The Nordic pavilion at the Venice Biennale (2014)

Therefore, many of them divert their hopes toward the Venice Biennale, the contemporary art exhibition whose first edition was held in 1895. I, for instance, have been working there as an exhibition attendant for more than 10 years. Unable to find a regular employment, I am stuck in a job that does not offer any career opportunity but keeps on looking like a lifebuoy I have to hang onto if I do not want to drown in unemployment or to end up serving pizza or selling fake local artifacts to sloppy tourists who cannot tell the difference between Venice and Florence.

Certainly, I am not the only one in such a situation at the Biennale. There are many who hold a bachelor’s degree or even a Phd who make ends meet by wasting their days tending artworks while dreaming of finding another occupation, one that bears a relation to their course of studies, or, if that is dreaming too big, any job that would not make them look laughable should they dare enter a bank to apply for a mortgage to buy a house. They are trapped in an intermediate existential state in which the time they spent on books to get their degree is long gone yet they are far from being fully adult.
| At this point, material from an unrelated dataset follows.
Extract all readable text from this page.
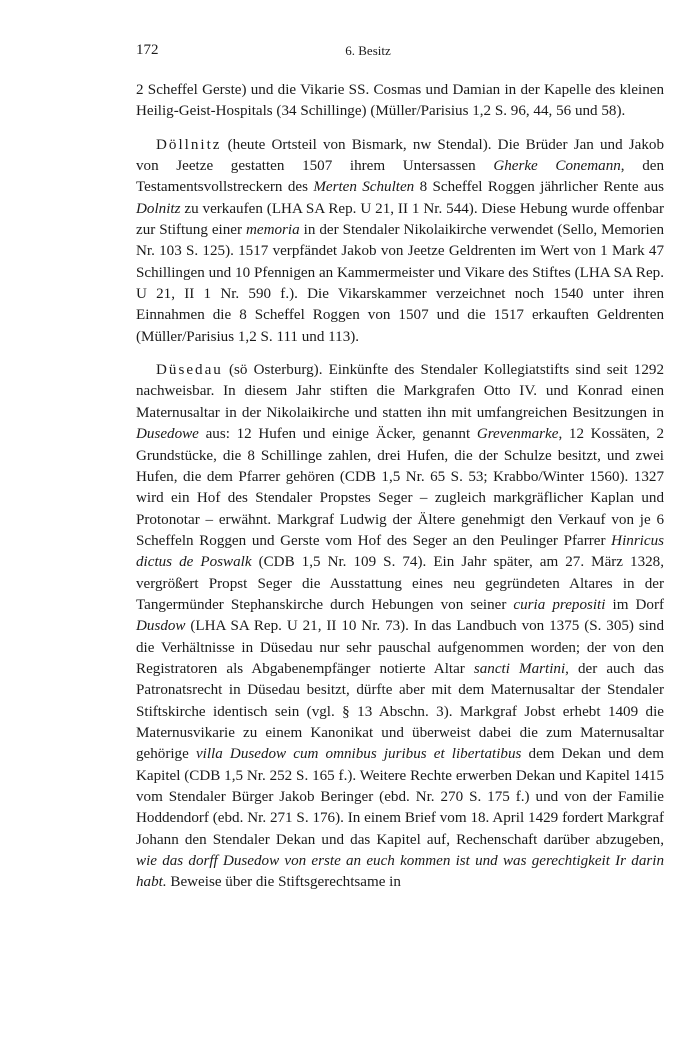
172	6. Besitz

2 Scheffel Gerste) und die Vikarie SS. Cosmas und Damian in der Kapelle des kleinen Heilig-Geist-Hospitals (34 Schillinge) (Müller/Parisius 1,2 S. 96, 44, 56 und 58).

Döllnitz (heute Ortsteil von Bismark, nw Stendal). Die Brüder Jan und Jakob von Jeetze gestatten 1507 ihrem Untersassen Gherke Conemann, den Testamentsvollstreckern des Merten Schulten 8 Scheffel Roggen jährlicher Rente aus Dolnitz zu verkaufen (LHA SA Rep. U 21, II 1 Nr. 544). Diese Hebung wurde offenbar zur Stiftung einer memoria in der Stendaler Nikolaikirche verwendet (Sello, Memorien Nr. 103 S. 125). 1517 verpfändet Jakob von Jeetze Geldrenten im Wert von 1 Mark 47 Schillingen und 10 Pfennigen an Kammermeister und Vikare des Stiftes (LHA SA Rep. U 21, II 1 Nr. 590 f.). Die Vikarskammer verzeichnet noch 1540 unter ihren Einnahmen die 8 Scheffel Roggen von 1507 und die 1517 erkauften Geldrenten (Müller/Parisius 1,2 S. 111 und 113).

Düsedau (sö Osterburg). Einkünfte des Stendaler Kollegiatstifts sind seit 1292 nachweisbar. In diesem Jahr stiften die Markgrafen Otto IV. und Konrad einen Maternusaltar in der Nikolaikirche und statten ihn mit umfangreichen Besitzungen in Dusedowe aus: 12 Hufen und einige Äcker, genannt Grevenmarke, 12 Kossäten, 2 Grundstücke, die 8 Schillinge zahlen, drei Hufen, die der Schulze besitzt, und zwei Hufen, die dem Pfarrer gehören (CDB 1,5 Nr. 65 S. 53; Krabbo/Winter 1560). 1327 wird ein Hof des Stendaler Propstes Seger – zugleich markgräflicher Kaplan und Protonotar – erwähnt. Markgraf Ludwig der Ältere genehmigt den Verkauf von je 6 Scheffeln Roggen und Gerste vom Hof des Seger an den Peulinger Pfarrer Hinricus dictus de Poswalk (CDB 1,5 Nr. 109 S. 74). Ein Jahr später, am 27. März 1328, vergrößert Propst Seger die Ausstattung eines neu gegründeten Altares in der Tangermünder Stephanskirche durch Hebungen von seiner curia prepositi im Dorf Dusdow (LHA SA Rep. U 21, II 10 Nr. 73). In das Landbuch von 1375 (S. 305) sind die Verhältnisse in Düsedau nur sehr pauschal aufgenommen worden; der von den Registratoren als Abgabenempfänger notierte Altar sancti Martini, der auch das Patronatsrecht in Düsedau besitzt, dürfte aber mit dem Maternusaltar der Stendaler Stiftskirche identisch sein (vgl. § 13 Abschn. 3). Markgraf Jobst erhebt 1409 die Maternusvikarie zu einem Kanonikat und überweist dabei die zum Maternusaltar gehörige villa Dusedow cum omnibus juribus et libertatibus dem Dekan und dem Kapitel (CDB 1,5 Nr. 252 S. 165 f.). Weitere Rechte erwerben Dekan und Kapitel 1415 vom Stendaler Bürger Jakob Beringer (ebd. Nr. 270 S. 175 f.) und von der Familie Hoddendorf (ebd. Nr. 271 S. 176). In einem Brief vom 18. April 1429 fordert Markgraf Johann den Stendaler Dekan und das Kapitel auf, Rechenschaft darüber abzugeben, wie das dorff Dusedow von erste an euch kommen ist und was gerechtigkeit Ir darin habt. Beweise über die Stiftsgerechtsame in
They perfectly embody the circumstance of generations of Italians stuck in precariato (‘precarious work’), unable to work year round, to start a family, to buy or even just to rent a flat on their own (often they have to share a shabby apartment with other people in their same situation, thus relinquishing one of the collective achievements of the 19th Century: privacy). Theirs is the condition of the post-student: They are more easily described by how they spent their youth than by what they do at present. They did study a lot when young — that is for sure — but at present they do not have any occupation which can help to  clearly define their role in society. They live in a state of constant uncertainty, aware that unlike their parents they will have to settle for much less than what they struggled for. All their real achievements belong to the past and are very often contained within the sphere of their non-profitable higher education. So, they deplete their creativity, their knowledge, a significant part of their existence at the Biennale trying to figure out how to break free from it, but they do not manage to come up with any good ideas other than to wait and hope for a twist of fate. Meanwhile they grow tired of their own expectations and lose the enthusiasm they had when they started working there.

The fun is over (2015)

I know that well because I am one of them, one of those who see time slip through their fingers like sand day after day, year after year while moments, as Emil Cioran writes in A Short History of Decay:

follow each other; nothing lends them the illusion of a content or the appearance of a meaning; they pass; their course is not ours; we contemplate that passage, prisoners of a stupid perception. The heart’s void confronting time’s: two mirrors, reflecting each other’s absence, one and the same image of nullity.

There is no easy way out of this situation. It would take decades to tilt the financial axis of the city away from mass tourism, to weave a social fabric whose workforce can be employed in a variety of fields that are not dependent upon foreigners. Unfortunately, for the time being it does not look likely that such a change is going to happen, so a lousy job at the Biennale is the best one can hope for.